L’autisme serait-il causé par la consommation de produits bio ? Au premier coup d’œil, ce graphique traduit par nos soins semble montrer que les deux sont liés… Sauf qu’en réalité, corrélation ne vaut pas causalité, et en l’occurrence il est fort probable que les deux phénomènes n’aient rien à voir.

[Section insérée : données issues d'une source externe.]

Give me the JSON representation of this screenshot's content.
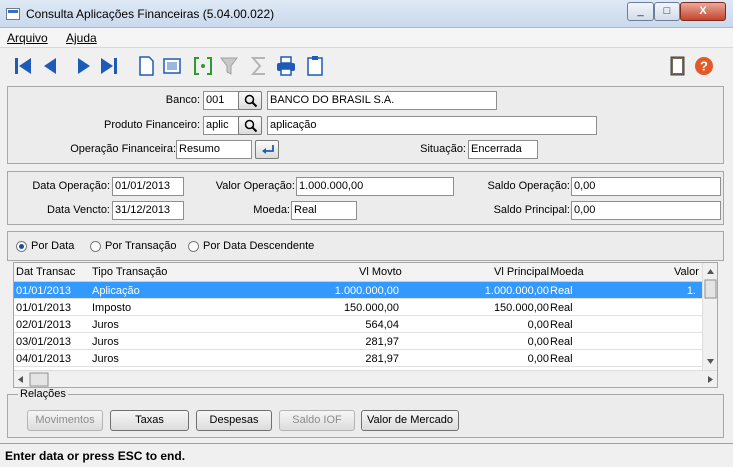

Lorsque deux éléments X et Y sont corrélés, il se peut que X cause Y, mais aussi que que Y cause X (l’autisme ferait augmenter la consommation de bio). Il se peut également que X et Y soient causés par un autre facteur Z. Par exemple, au cours de l’année les ventes de glaces est positivement corrélée au nombre de morts par noyade, sans que l’on puisse établir de lien entre les deux. La vraie raison à cette corrélation est qu’en été, les températures plus élevées conduisent à davantage de consommation de glaces et davantage de noyades. Enfin, il est encore possible que la corrélation soit due au hasard, en particulier pour les corrélations temporelles comme ici avec l’autisme et le bio, ou avec bien d’autres quantités si on les choisit bien.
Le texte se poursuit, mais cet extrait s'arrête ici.